The intensity of this relationship sends this man of Decency spinning off down a dark alley, desperate to understand his mistress' motivations and convinced that the only way to achieve that is to follow the same path himself. A classic descent into the hell of sexual desire and jealousy. The book is made up of 67 short chapters, some just a few lines, and the title of this post is chapter 37 in its entirety. Morand makes good use of this brevity to deliver information when it's needed but without saying more than he needs to, without making explicit what can be hinted at or left for the reader to decide and discern. It is surprising to read Umberto Pasti describing it as a 'masterpiece of camp' in his afterword but he does so because of the contrast of the 'dusty' language and the disturbing world it describes, what Morand chooses to leave out of his story and the masterful way in which he decides what to put in. I'm not sure I'd describe that as camp but I would certainly describe it as a book whose small size belies its ability to shock and unnerve over 50 years after its initial publication.

4 comments:

Anonymous,  13 October 2009 at 16:06  

I have this tagged for its North American release -- so this review is a wonderful teaser for me. And very well done. On another front, how goes the show?

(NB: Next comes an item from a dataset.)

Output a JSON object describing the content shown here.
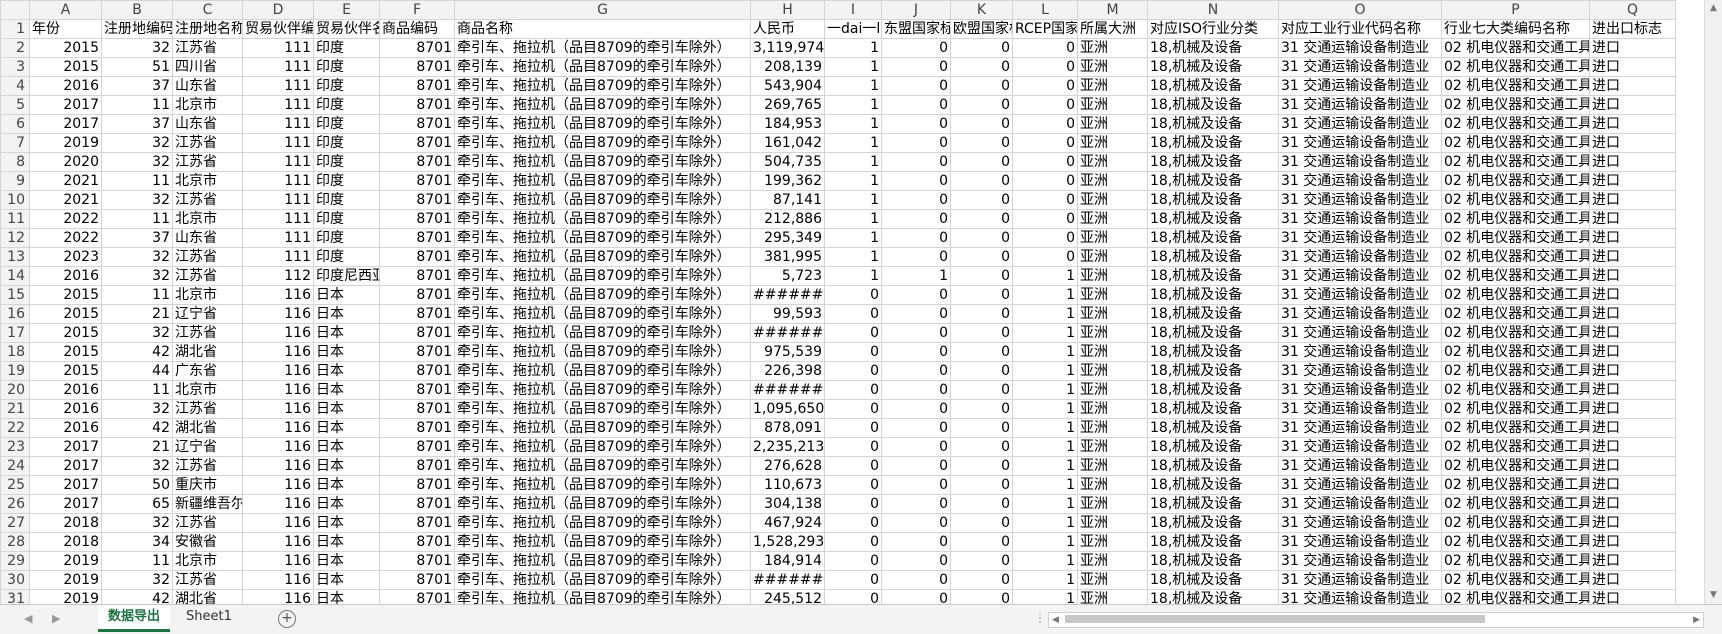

William Rycroft 14 October 2009 at 00:32  

Glad to have teased you Kevin. The show goes well. In a company of actors who are all covering various parts with a rotating holiday schedule (and injury and illness), we're seldom doing the same show twice at the moment, cast-wise. Refreshing to be working with such an ensemble feel. I'm currently playing Captain Sewart (amongst others) which gives me a chance to actually ride one of the horses into battle! The Queen came to see the show last night, on a private visit, which was a little surreal. She got a standing ovation at the end. After ours of course.

Ingrid Wassenaar 30 May 2010 at 23:21  

Hi William,

I enjoyed your review of Morand's récit. I kept feeling that it wasn't about real depravity but about fantasy.

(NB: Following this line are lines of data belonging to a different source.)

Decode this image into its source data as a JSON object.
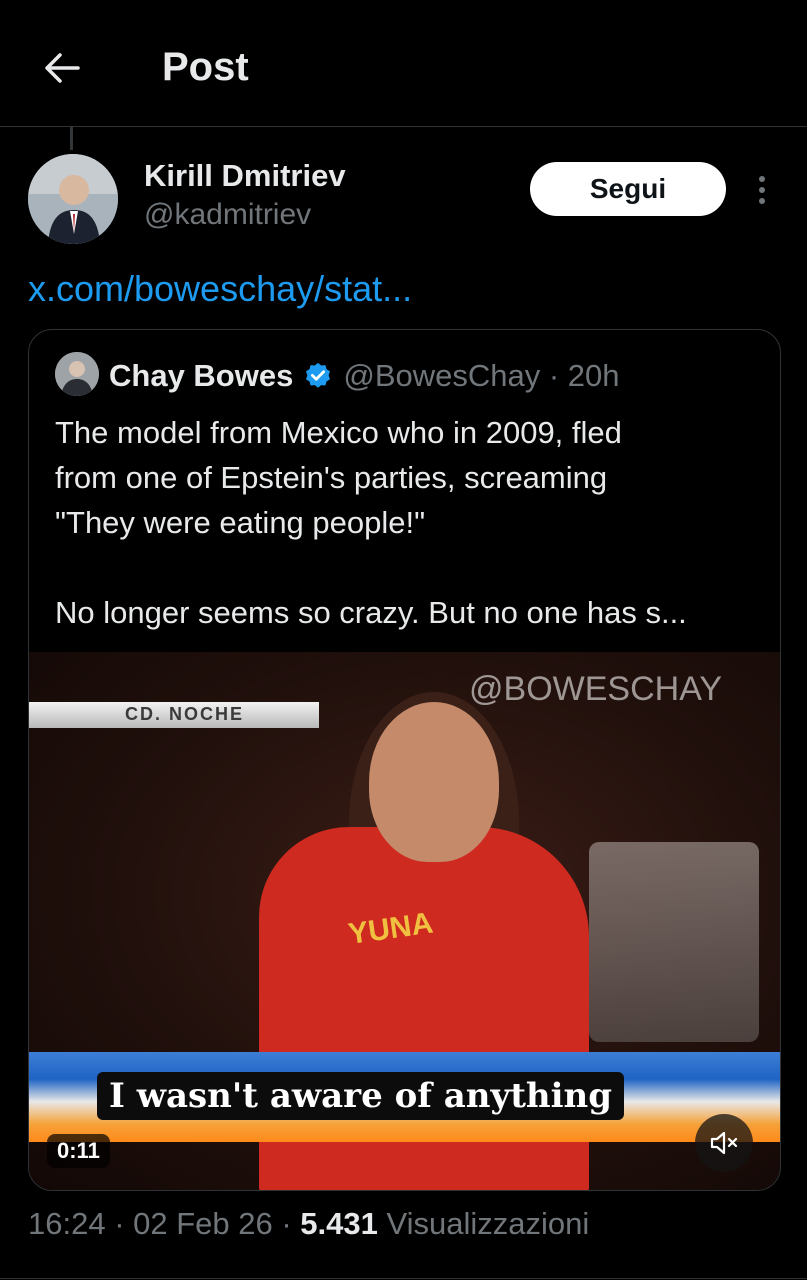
{
  "header": {
    "title": "Post"
  },
  "post": {
    "author_name": "Kirill Dmitriev",
    "author_handle": "@kadmitriev",
    "follow_label": "Segui",
    "link_text": "x.com/boweschay/stat..."
  },
  "quote": {
    "name": "Chay Bowes",
    "handle_time": "@BowesChay · 20h",
    "text_lines": [
      "The model from Mexico who in 2009, fled",
      "from one of  Epstein's parties, screaming",
      "\"They were eating people!\"",
      "No longer seems so crazy. But no one has s..."
    ],
    "video": {
      "watermark": "@BOWESCHAY",
      "chyron": "CD. NOCHE",
      "shirt_text": "YUNA",
      "caption": "I wasn't aware of anything",
      "duration": "0:11"
    }
  },
  "meta": {
    "time": "16:24 · 02 Feb 26 · ",
    "views_count": "5.431",
    "views_label": " Visualizzazioni"
  },
  "colors": {
    "accent": "#1d9bf0",
    "background": "#000000",
    "muted": "#71767b"
  },
  "icons": [
    "back-arrow-icon",
    "more-options-icon",
    "verified-badge-icon",
    "mute-icon"
  ]
}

The progress of the relationship reminded me a lot of the one between Proust's narrator and Albertine -- in A la recherche, the narrator suspects his lover of lesbianism, rather than paedophilia. In Proust's novel too, the narrator responds with jealous detective work, and also seems to slip into relatively licentious acts (though pointedly not homosexual).

It also reminded me of Gide's récits, with the use of the first person as an unreliable narrator, prurient and Protestant, up against something overheated and animal: female sexuality.

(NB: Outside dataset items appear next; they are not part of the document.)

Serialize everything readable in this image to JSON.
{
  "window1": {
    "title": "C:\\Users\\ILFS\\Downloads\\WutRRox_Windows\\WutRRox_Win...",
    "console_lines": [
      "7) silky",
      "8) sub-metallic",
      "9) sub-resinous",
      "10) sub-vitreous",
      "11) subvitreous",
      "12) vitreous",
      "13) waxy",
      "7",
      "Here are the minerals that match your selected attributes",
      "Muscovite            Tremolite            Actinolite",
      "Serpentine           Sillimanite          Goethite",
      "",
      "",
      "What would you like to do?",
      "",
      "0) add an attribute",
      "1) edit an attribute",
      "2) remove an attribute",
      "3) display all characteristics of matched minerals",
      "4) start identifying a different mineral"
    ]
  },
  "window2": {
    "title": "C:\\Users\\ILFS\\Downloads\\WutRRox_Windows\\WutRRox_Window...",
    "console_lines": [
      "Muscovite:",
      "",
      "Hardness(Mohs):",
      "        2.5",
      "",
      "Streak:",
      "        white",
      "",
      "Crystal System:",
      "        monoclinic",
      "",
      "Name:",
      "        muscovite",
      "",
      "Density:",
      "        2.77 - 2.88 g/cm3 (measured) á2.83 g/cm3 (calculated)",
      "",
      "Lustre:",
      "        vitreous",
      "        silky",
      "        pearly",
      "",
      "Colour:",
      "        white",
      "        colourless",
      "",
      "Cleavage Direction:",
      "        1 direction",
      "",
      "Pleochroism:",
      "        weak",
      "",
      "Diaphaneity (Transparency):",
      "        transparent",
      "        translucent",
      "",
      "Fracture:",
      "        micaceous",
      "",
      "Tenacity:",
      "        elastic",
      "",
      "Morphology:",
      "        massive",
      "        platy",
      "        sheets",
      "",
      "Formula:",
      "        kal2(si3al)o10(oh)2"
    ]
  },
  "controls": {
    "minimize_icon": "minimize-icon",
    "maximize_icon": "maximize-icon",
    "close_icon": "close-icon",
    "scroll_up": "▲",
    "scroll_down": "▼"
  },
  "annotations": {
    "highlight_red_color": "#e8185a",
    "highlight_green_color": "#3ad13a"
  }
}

There was an interesting review in the Guardian which considered the novella as a parable about collaboration (and presumably colonization), with its co-dependencies: Spitzgartner, with his oddly German -- or is it Alsatian? -- name, up against the ancient French Christian-Catholic icon, Clotilde, with her powers of persuasion.

I don't feel this little book will stay with me because it shocked me, but because it's ripe for interpretation -- the kind of novella that Barthes would have loved to tease apart.

William Rycroft 31 May 2010 at 12:46  

Thank you for such a considered and intelligent comment Kirkegaard. You make some very good points, especially about books that feature unreliable narrators and their richness for possible interpretation. My most recent review of The Good Soldier by Ford Madox Ford has touched on something similar in the comments section. Morand's book certainly has a fantastical element to it, it felt very much to me like a waking nightmare at times.

Your comments have go me thinking about it all over again, many thanks.